シートはフル電動式で動作するが、このリクライニング機構にもこだわりがあった。リクライニング時は背面だけが倒れるのではなく、ロッキングチェア風に座面も一体で傾くため、シャツなどが引っ張られたりしないのだ。つまり、シートを倒した後に立ち上がってもシャツの身繕いをしなくても済むってワケだ。

テーブルにも様々な工夫が施されている。従来は蓋を開いてから引っ張り出す方式が一般的だったが、ワンアクションで引っ張り出せるタイプを採用。引っ張り出すときは軽いテンションがかかり、テーブルのセットアップまでスムーズに行える。年配者が使っても楽にテーブルが使えるようにする配慮から採用したのだという。テーブル自体も質感あふれるアルミ素材で触感も上々だった。

また、見逃せないと思ったのは左側の袖にあるアルミ製ミニテーブル。一見すると単なるドリンク用にしか見えないが、実はこれが折り畳み式となっていて、ドリンク以外にも手帳やスマホ等を置くのに重宝しそうな造りになっていた。

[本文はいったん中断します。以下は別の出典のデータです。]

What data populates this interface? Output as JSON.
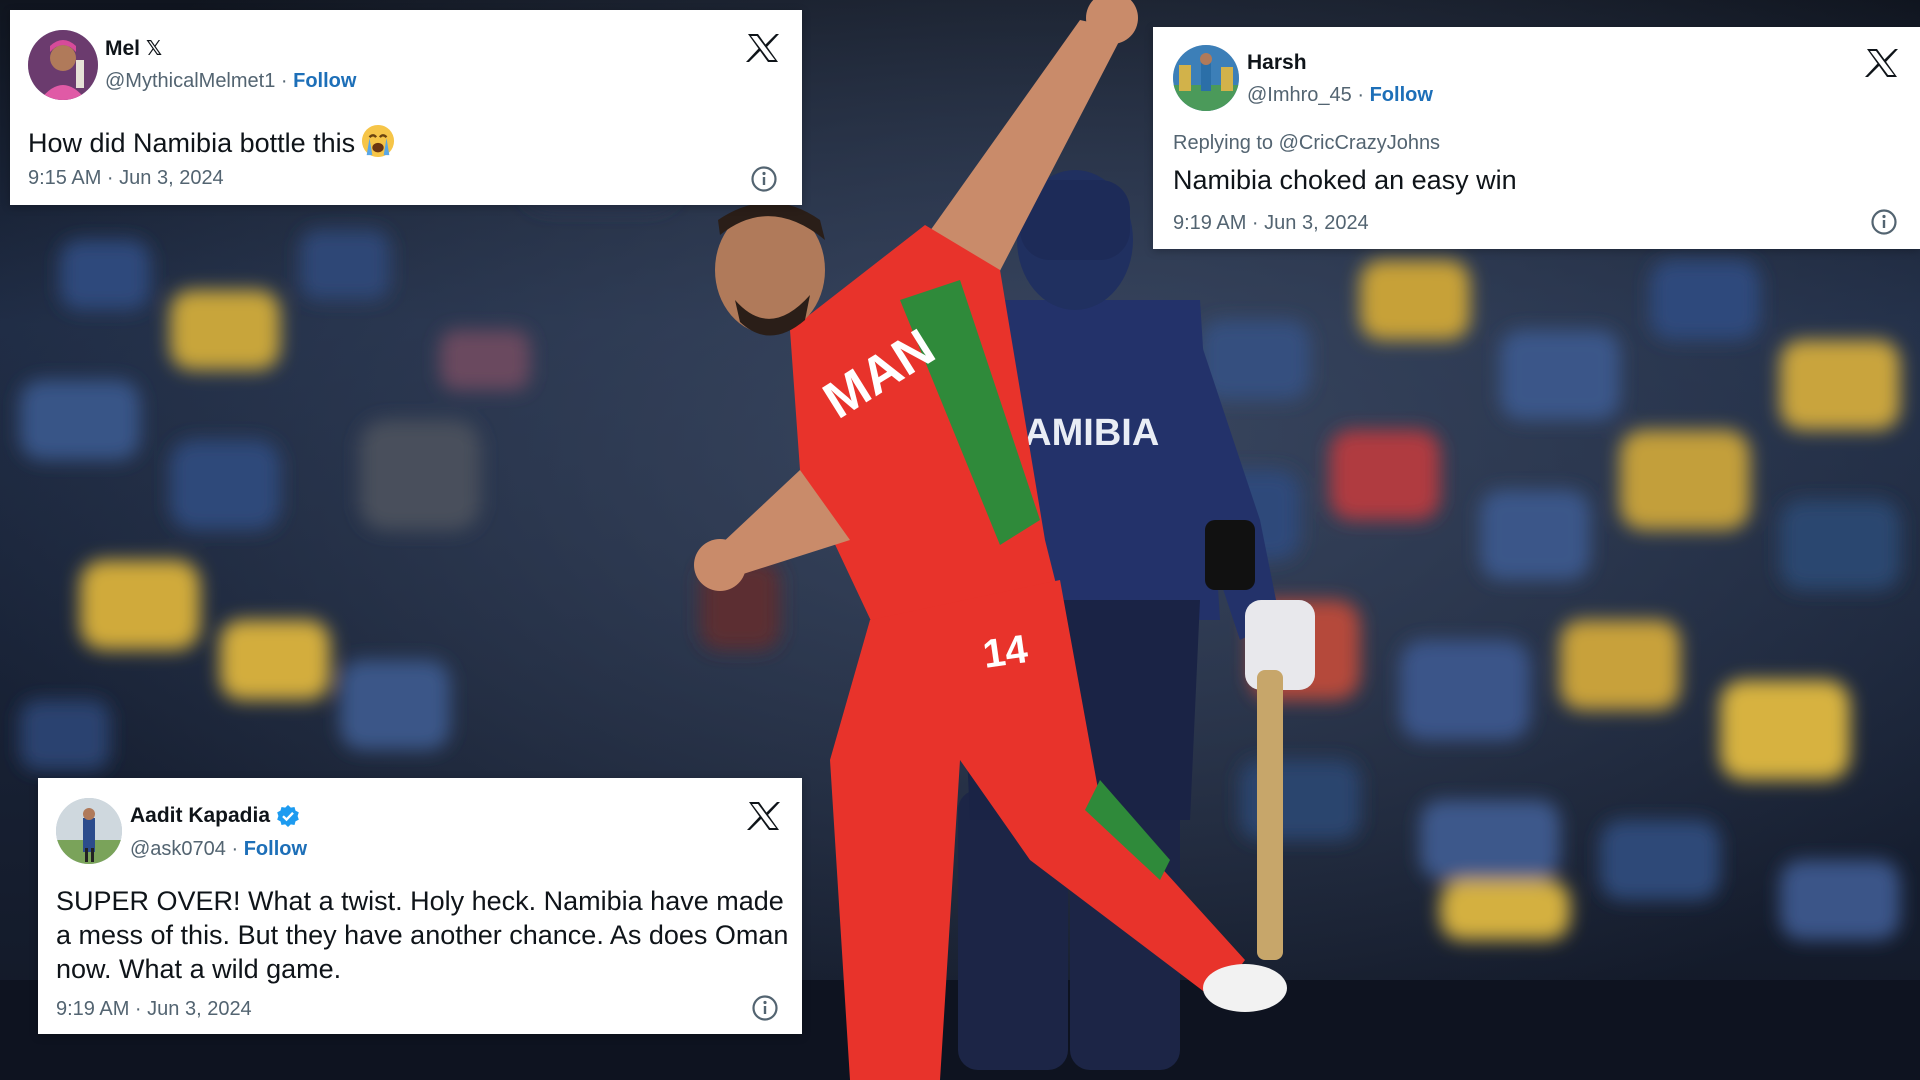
{
  "background": {
    "jersey_oman_text": "MAN",
    "jersey_namibia_text": "NAMIBIA",
    "jersey_number": "14"
  },
  "tweets": [
    {
      "name": "Mel",
      "name_badge": "𝕏",
      "handle": "@MythicalMelmet1",
      "follow": "Follow",
      "body": "How did Namibia bottle this",
      "emoji": "loudly-crying-face-emoji",
      "time": "9:15 AM · Jun 3, 2024",
      "logo": "x-logo-icon",
      "info": "info-icon"
    },
    {
      "name": "Harsh",
      "handle": "@Imhro_45",
      "follow": "Follow",
      "reply_to": "Replying to @CricCrazyJohns",
      "body": "Namibia choked an easy win",
      "time": "9:19 AM · Jun 3, 2024",
      "logo": "x-logo-icon",
      "info": "info-icon"
    },
    {
      "name": "Aadit Kapadia",
      "verified": "verified-badge-icon",
      "handle": "@ask0704",
      "follow": "Follow",
      "body": "SUPER OVER! What a twist. Holy heck. Namibia have made a mess of this. But they have another chance. As does Oman now. What a wild game.",
      "time": "9:19 AM · Jun 3, 2024",
      "logo": "x-logo-icon",
      "info": "info-icon"
    }
  ],
  "colors": {
    "follow": "#1d6fb8",
    "oman_red": "#e8332b",
    "oman_green": "#2f8a3a",
    "namibia_navy": "#1d2a55",
    "verified": "#1d9bf0"
  }
}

読書灯、これもアルミ鍛造で作られたLEDライトを採用。角度の可動範囲がイマイチ狭い気もしたが、手許を照らすことを重視して決められたようだ。

シート全体はシートを倒しても後席に迷惑がかからないシェル型。シェルの端につかまれば、前席に座っている人に不快な思いをさせずに通路まで出られるのもこのタイプの良いところ。欲を言えば、専用グリップがあればもっと楽に出られるようになるのではないかと思った。

北陸新幹線でのグランクラスは来春の延伸開業まで待たなければならないが、E7系は今年3年から長野新幹線の「あさま」に先行投入されている。専任アテンダントによるサービスはないものの、E7系を選んで乗車すればシートだけは体感できる。トヨタ紡織の坂田室長は「これを実績として他の新幹線や航空機などへの参入も積極的に進めていきたい」と話していた。